FS-Net: Fast Shape-based Network for Category-Level 6D Object Pose Estimation with Decoupled Rotation Mechanism

Arch

  • Main Idea

    • Focus on category-level 6D pose and size estimation from a monocular RGB-D image.

    • Design box-cage an online 3D deformation mechanism for training set augmentation to increase the generalization ability of FS-Net and save the hardware source.

    • Method is shape feature-based.

    • Perform at 20 FPS (Close to real time conditions).

    • FS-Net can efficiently extract the category-level pose feature with fewer data.

    • Challenging of Category-level 6D pose estimation:

      • Variation of object shapes and color in the same category.

  • Contribution

    1. Propose a fast shape-based network [FS-Net] to estimate category-level 6D object size and pose. Due to the efficient category-level pose feature extraction, the framework runs at 20 FPS on a GTX 1080 Ti GPU.

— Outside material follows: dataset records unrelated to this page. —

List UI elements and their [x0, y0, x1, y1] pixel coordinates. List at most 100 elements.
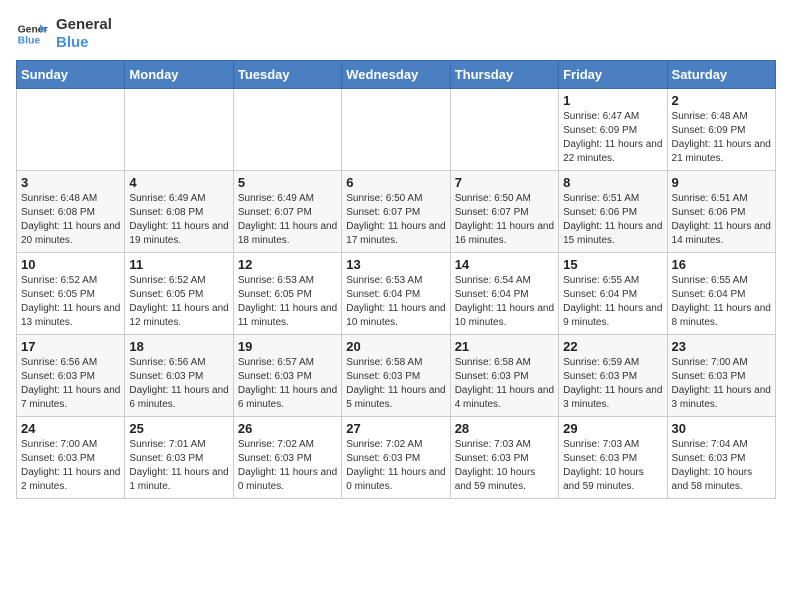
day-number: 25: [129, 421, 228, 436]
day-info: Sunrise: 6:49 AM Sunset: 6:08 PM Dayligh…: [129, 192, 228, 248]
calendar-cell: [450, 89, 558, 171]
day-info: Sunrise: 6:55 AM Sunset: 6:04 PM Dayligh…: [563, 274, 662, 330]
calendar-cell: 12 Sunrise: 6:53 AM Sunset: 6:05 PM Dayli…: [233, 253, 341, 335]
weekday-header: Thursday: [450, 61, 558, 89]
calendar-cell: [125, 89, 233, 171]
weekday-header: Saturday: [667, 61, 775, 89]
page-header: General Blue General Blue: [16, 16, 776, 52]
day-number: 3: [21, 175, 120, 190]
header-row: SundayMondayTuesdayWednesdayThursdayFrid…: [17, 61, 776, 89]
logo-blue: Blue: [56, 34, 112, 52]
calendar-cell: 6 Sunrise: 6:50 AM Sunset: 6:07 PM Daylig…: [342, 171, 450, 253]
weekday-header: Wednesday: [342, 61, 450, 89]
calendar-cell: 23 Sunrise: 7:00 AM Sunset: 6:03 PM Dayli…: [667, 335, 775, 417]
day-number: 21: [455, 339, 554, 354]
day-number: 28: [455, 421, 554, 436]
calendar-cell: 15 Sunrise: 6:55 AM Sunset: 6:04 PM Dayli…: [559, 253, 667, 335]
logo-icon: General Blue: [16, 18, 48, 50]
day-info: Sunrise: 6:48 AM Sunset: 6:08 PM Dayligh…: [21, 192, 120, 248]
day-number: 19: [238, 339, 337, 354]
weekday-header: Tuesday: [233, 61, 341, 89]
day-number: 5: [238, 175, 337, 190]
day-info: Sunrise: 7:04 AM Sunset: 6:03 PM Dayligh…: [672, 438, 771, 494]
day-number: 27: [346, 421, 445, 436]
day-number: 26: [238, 421, 337, 436]
svg-text:Blue: Blue: [18, 36, 41, 47]
day-number: 1: [563, 93, 662, 108]
day-info: Sunrise: 6:48 AM Sunset: 6:09 PM Dayligh…: [672, 110, 771, 166]
day-info: Sunrise: 7:00 AM Sunset: 6:03 PM Dayligh…: [21, 438, 120, 494]
calendar-cell: 22 Sunrise: 6:59 AM Sunset: 6:03 PM Dayli…: [559, 335, 667, 417]
calendar-cell: 28 Sunrise: 7:03 AM Sunset: 6:03 PM Dayli…: [450, 417, 558, 499]
calendar-cell: 8Sunrise: 6:51 AM Sunset: 6:06 PM Daylig…: [559, 171, 667, 253]
day-number: 2: [672, 93, 771, 108]
logo-general: General: [56, 16, 112, 34]
day-info: Sunrise: 7:03 AM Sunset: 6:03 PM Dayligh…: [563, 438, 662, 494]
day-info: Sunrise: 6:50 AM Sunset: 6:07 PM Dayligh…: [346, 192, 445, 248]
calendar-cell: 3 Sunrise: 6:48 AM Sunset: 6:08 PM Daylig…: [17, 171, 125, 253]
day-number: 8: [563, 175, 662, 190]
day-number: 12: [238, 257, 337, 272]
day-number: 15: [563, 257, 662, 272]
calendar-cell: 1 Sunrise: 6:47 AM Sunset: 6:09 PM Daylig…: [559, 89, 667, 171]
calendar-cell: 5Sunrise: 6:49 AM Sunset: 6:07 PM Daylig…: [233, 171, 341, 253]
day-number: 11: [129, 257, 228, 272]
day-info: Sunrise: 6:56 AM Sunset: 6:03 PM Dayligh…: [21, 356, 120, 412]
calendar-cell: 20 Sunrise: 6:58 AM Sunset: 6:03 PM Dayli…: [342, 335, 450, 417]
calendar-week-row: 24 Sunrise: 7:00 AM Sunset: 6:03 PM Dayli…: [17, 417, 776, 499]
calendar-cell: 21Sunrise: 6:58 AM Sunset: 6:03 PM Dayli…: [450, 335, 558, 417]
day-number: 6: [346, 175, 445, 190]
calendar-cell: 17Sunrise: 6:56 AM Sunset: 6:03 PM Dayli…: [17, 335, 125, 417]
day-number: 13: [346, 257, 445, 272]
calendar-cell: 25 Sunrise: 7:01 AM Sunset: 6:03 PM Dayli…: [125, 417, 233, 499]
day-info: Sunrise: 6:47 AM Sunset: 6:09 PM Dayligh…: [563, 110, 662, 166]
day-number: 4: [129, 175, 228, 190]
day-number: 30: [672, 421, 771, 436]
calendar-cell: 27Sunrise: 7:02 AM Sunset: 6:03 PM Dayli…: [342, 417, 450, 499]
calendar-cell: 18Sunrise: 6:56 AM Sunset: 6:03 PM Dayli…: [125, 335, 233, 417]
day-number: 23: [672, 339, 771, 354]
day-info: Sunrise: 7:01 AM Sunset: 6:03 PM Dayligh…: [129, 438, 228, 494]
day-info: Sunrise: 7:03 AM Sunset: 6:03 PM Dayligh…: [455, 438, 554, 494]
day-number: 24: [21, 421, 120, 436]
day-info: Sunrise: 6:55 AM Sunset: 6:04 PM Dayligh…: [672, 274, 771, 330]
day-info: Sunrise: 7:00 AM Sunset: 6:03 PM Dayligh…: [672, 356, 771, 412]
calendar-cell: [342, 89, 450, 171]
day-info: Sunrise: 6:53 AM Sunset: 6:05 PM Dayligh…: [238, 274, 337, 330]
weekday-header: Friday: [559, 61, 667, 89]
calendar-cell: 29 Sunrise: 7:03 AM Sunset: 6:03 PM Dayli…: [559, 417, 667, 499]
calendar-cell: 24 Sunrise: 7:00 AM Sunset: 6:03 PM Dayli…: [17, 417, 125, 499]
calendar-week-row: 1 Sunrise: 6:47 AM Sunset: 6:09 PM Daylig…: [17, 89, 776, 171]
day-info: Sunrise: 7:02 AM Sunset: 6:03 PM Dayligh…: [238, 438, 337, 494]
day-info: Sunrise: 6:58 AM Sunset: 6:03 PM Dayligh…: [346, 356, 445, 412]
calendar-header: SundayMondayTuesdayWednesdayThursdayFrid…: [17, 61, 776, 89]
calendar-cell: 9Sunrise: 6:51 AM Sunset: 6:06 PM Daylig…: [667, 171, 775, 253]
day-info: Sunrise: 6:57 AM Sunset: 6:03 PM Dayligh…: [238, 356, 337, 412]
calendar-cell: 7Sunrise: 6:50 AM Sunset: 6:07 PM Daylig…: [450, 171, 558, 253]
day-number: 9: [672, 175, 771, 190]
calendar-cell: 14Sunrise: 6:54 AM Sunset: 6:04 PM Dayli…: [450, 253, 558, 335]
calendar-cell: 26 Sunrise: 7:02 AM Sunset: 6:03 PM Dayli…: [233, 417, 341, 499]
logo: General Blue General Blue: [16, 16, 112, 52]
calendar-cell: 11 Sunrise: 6:52 AM Sunset: 6:05 PM Dayli…: [125, 253, 233, 335]
calendar-week-row: 10Sunrise: 6:52 AM Sunset: 6:05 PM Dayli…: [17, 253, 776, 335]
calendar-cell: 2 Sunrise: 6:48 AM Sunset: 6:09 PM Daylig…: [667, 89, 775, 171]
calendar-cell: 13Sunrise: 6:53 AM Sunset: 6:04 PM Dayli…: [342, 253, 450, 335]
day-info: Sunrise: 6:52 AM Sunset: 6:05 PM Dayligh…: [129, 274, 228, 330]
calendar-cell: [17, 89, 125, 171]
calendar-cell: [233, 89, 341, 171]
weekday-header: Sunday: [17, 61, 125, 89]
logo-wordmark: General Blue: [56, 16, 112, 52]
calendar-week-row: 3 Sunrise: 6:48 AM Sunset: 6:08 PM Daylig…: [17, 171, 776, 253]
day-number: 16: [672, 257, 771, 272]
day-info: Sunrise: 6:50 AM Sunset: 6:07 PM Dayligh…: [455, 192, 554, 248]
calendar-cell: 19 Sunrise: 6:57 AM Sunset: 6:03 PM Dayli…: [233, 335, 341, 417]
day-number: 20: [346, 339, 445, 354]
calendar-cell: 30 Sunrise: 7:04 AM Sunset: 6:03 PM Dayli…: [667, 417, 775, 499]
day-info: Sunrise: 6:52 AM Sunset: 6:05 PM Dayligh…: [21, 274, 120, 330]
day-number: 22: [563, 339, 662, 354]
day-info: Sunrise: 6:59 AM Sunset: 6:03 PM Dayligh…: [563, 356, 662, 412]
calendar-table: SundayMondayTuesdayWednesdayThursdayFrid…: [16, 60, 776, 499]
calendar-cell: 10Sunrise: 6:52 AM Sunset: 6:05 PM Dayli…: [17, 253, 125, 335]
day-number: 29: [563, 421, 662, 436]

    2. Propose a 3DGC autoencoder to reconstruct the observed points for latent orientation feature learning. Then design a decoupled rotation mechanism to fully decode the orientation information. This decoupled mechanism allows to naturally handle the circle symmetry object.

    3. Propose a novel box-cage based 3D deformation mechanism to augment the training data. With this mechanism, the pose accuracy of FS-Net is improved by 7.7%.


  • Model

    1. Use YOLOv3 to detect the object location with RGB input.

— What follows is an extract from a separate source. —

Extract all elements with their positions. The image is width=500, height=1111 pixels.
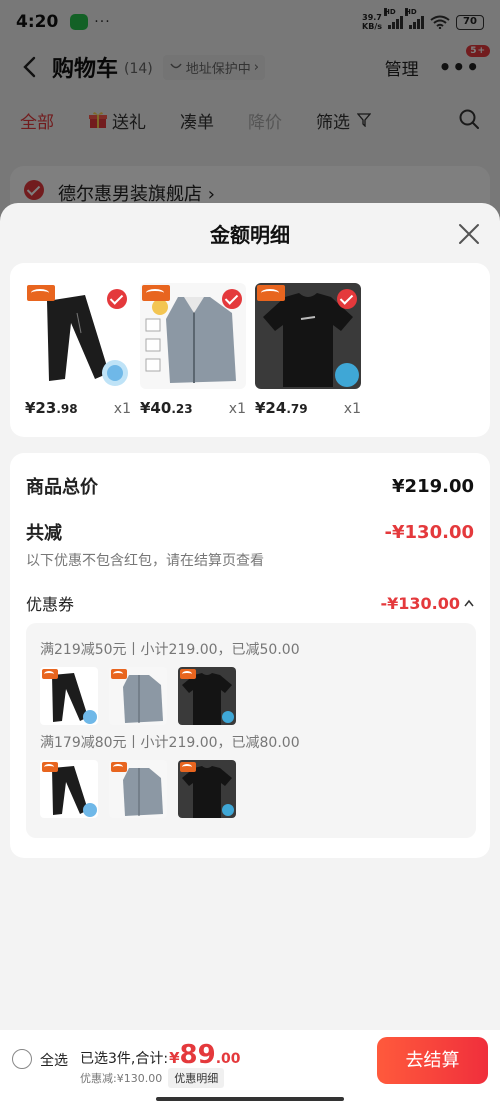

    2. Use 3DGC autoencoder to perform 3D segmentation and observed points reconstruction. The latent feature can learn orientation information through the process. Then, propose a novel decoupled rotation mechanism for decoding orientation information.

    3. Use PointNet to estimate the translation and object size.

    Note: use the box-cage based 3D deformation mechanism to increase the generalization ability of FS-Net

    Model1 Model2


  • Data and Metrics

    • Dataset

      • NOCS NOCS
      • LINEMOD LINEMOD
    • Evaluation Metrics

      • Category-Level Pose Estimation

        • 3D IoU 25,50,75
        • n ◦ m cm
      • Instance-Level Pose Estimation

        • ADD-(s)

  • Result

    1. FS-Net is robust to the size of the training dataset and has good category-level feature extraction ability. Even with 20% of the training dataset, the FS-Net can still achieve state-of-the-art performance.

    2. 3D deformation mechanism significantly improves the robustness and performance of FS-Net.

    3. The average reconstruction error of FS-Net method is 0.86, which is 72.9% and 18.9% lower than that of [Shape-Prior] and [CASS] methods, respectively.

    4. FS-Net method achieves better pose estimation results via a simpler reconstruction task.

    5. For (Category-Level Pose Estimation) FS-Net method outperforms the other state-of-the-art methods on both accuracy and speed.

    6. Specifically, on 3D detection metric IOU 50 , FS-Net outperforms the previous best method, NOCS, by 11.7%, and the running speed is 4 times faster.

Note: For (Instance-Level Pose Estimation) FS-Net achieves comparable results on both accuracy [97.6%] and speed [20 FPS].


  • Limitation and Futur work

    • Future work
      • Adopt 3D object detection techniques to directly detect the objects from point clouds.